I wish someone would look at the underlying precinct data and redo this analysis while factoring in precinct population density.


This isn't necessarily true. It's important not to conflate "small precinct" with "suburban/rural area" and "large precinct" with "urban area", since many rural precincts might have more voters than urban ones.

And in fact, the paper spends quite a bit of time addressing this.

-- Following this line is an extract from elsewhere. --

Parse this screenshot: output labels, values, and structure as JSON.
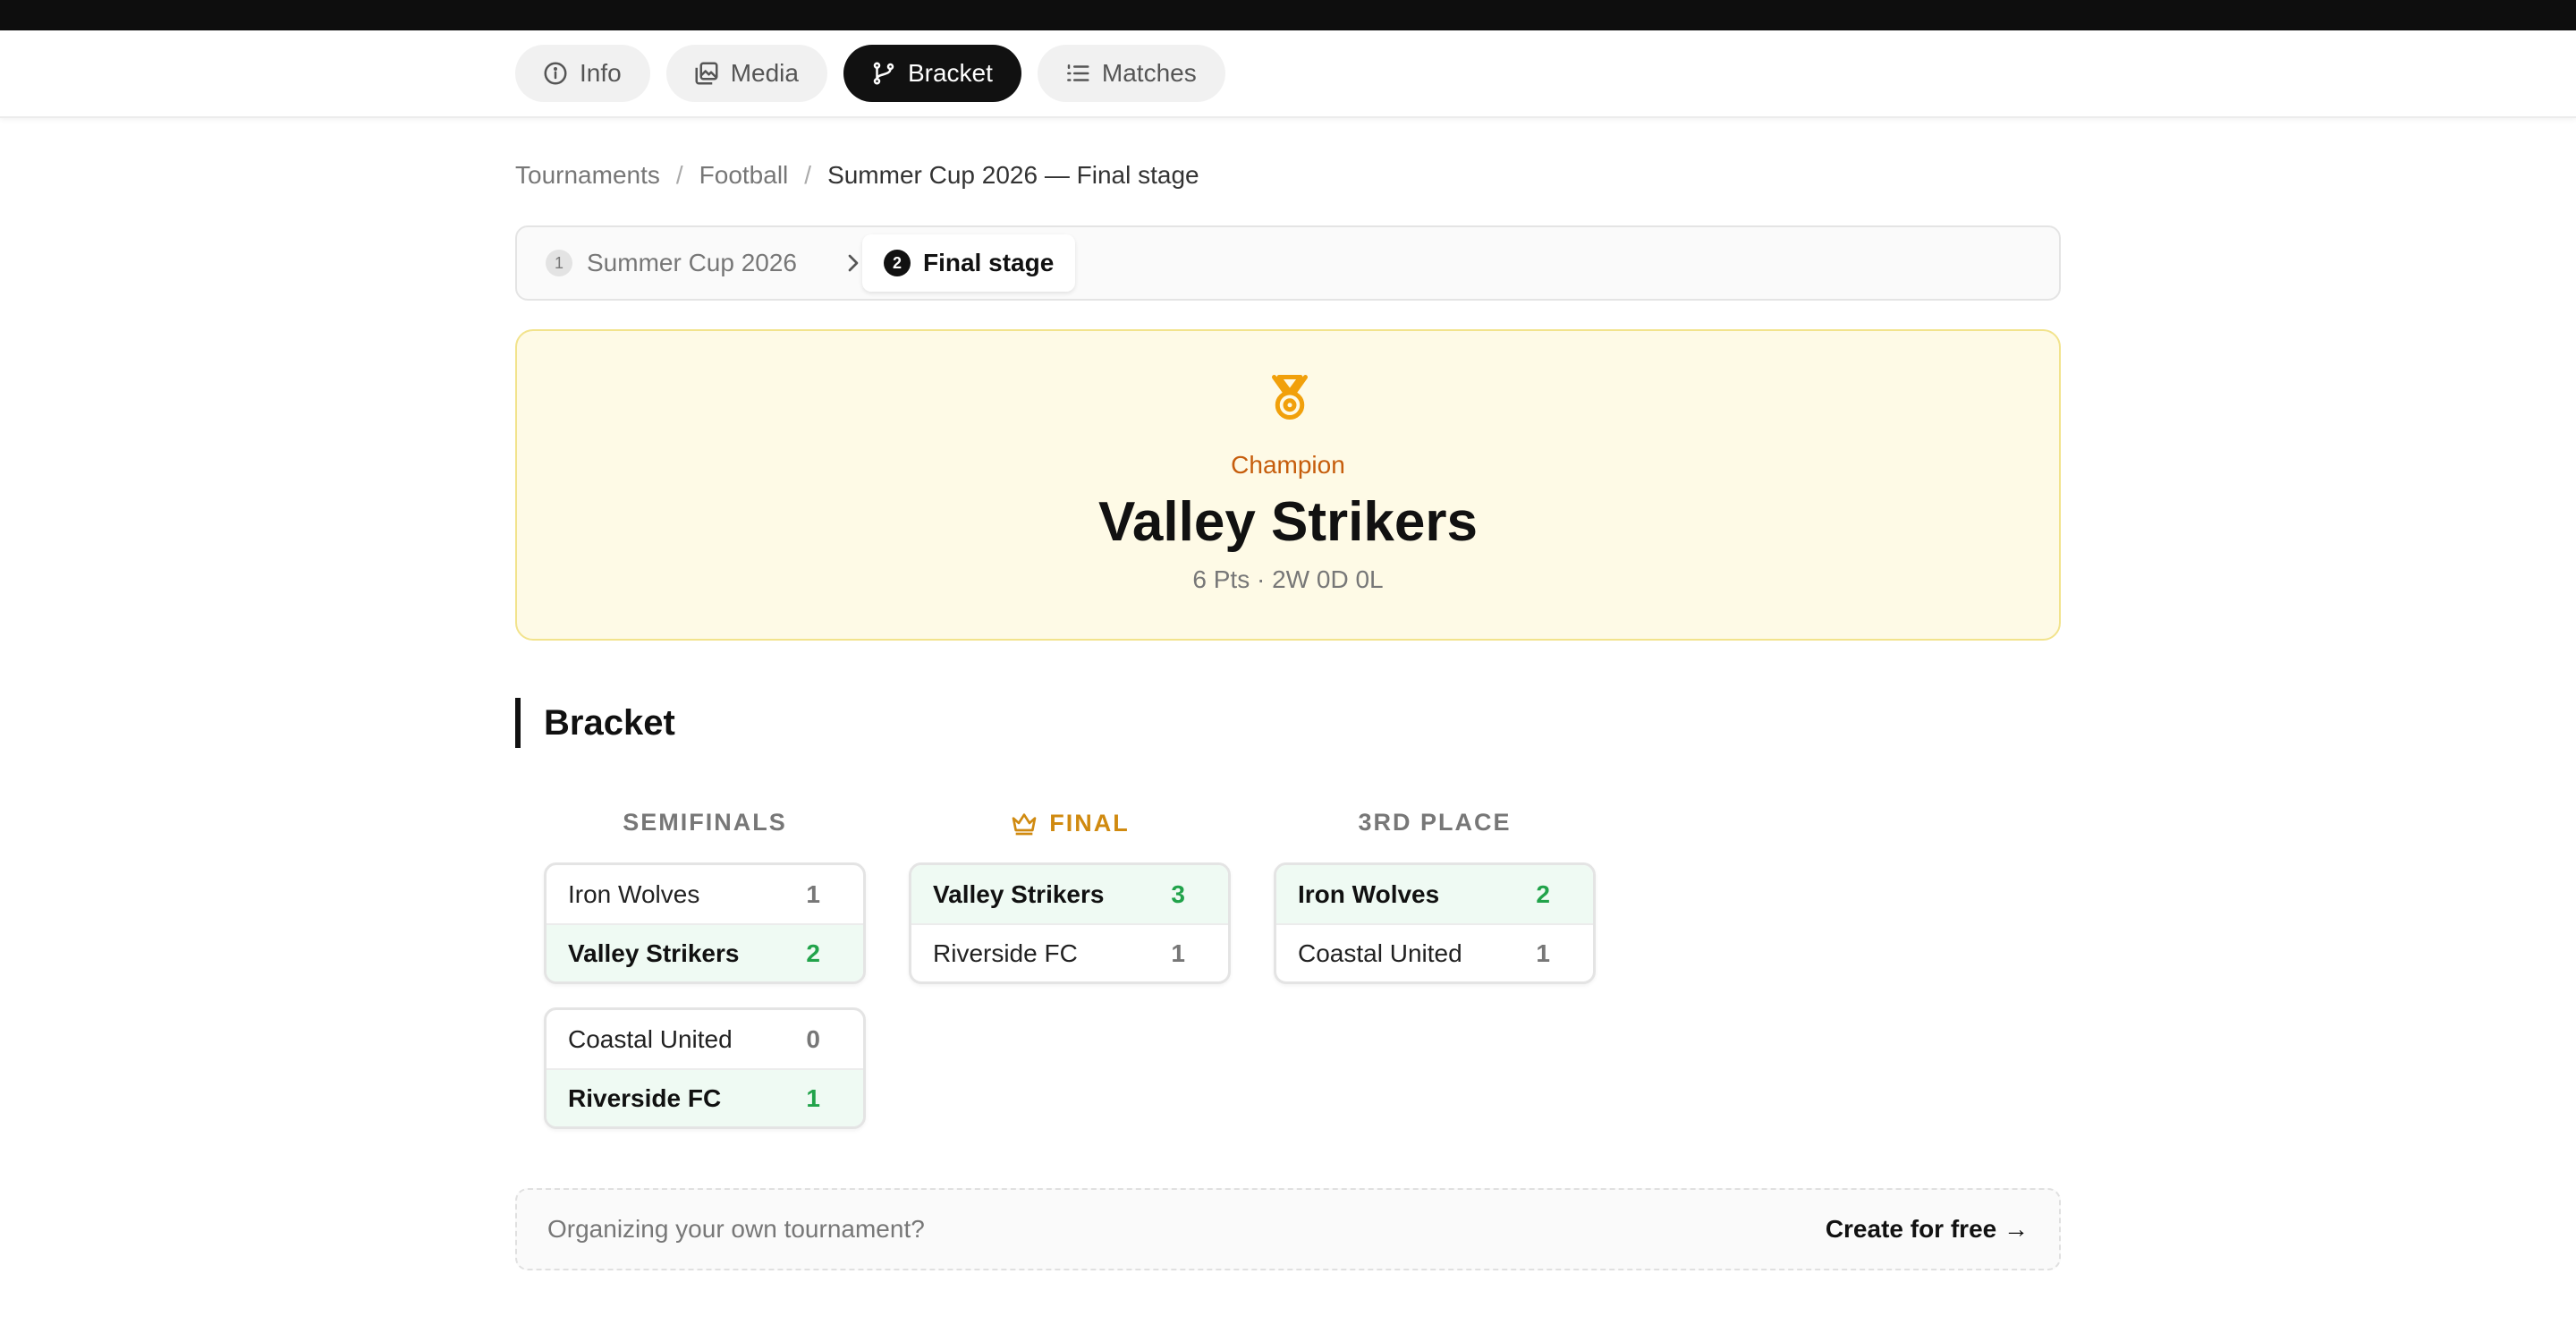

The main problem of this paper seems to be 'publication bias.' I mean by this, given a number n of statisticians who look at a certain fair election. Each using n novel method. Then we expect ß n papers from it, given that ß is the chance of falsely rejecting the election as fair. Since each statistician uses a number of tests, which may or may not correlate with each other, it is very much impossible to determine sufficient level of certainty, without committing first to the statistical tests used.


Hacker News?


it relates to hacking elections.


And possibly in a much more traditional sense than that word's typical usage around HN!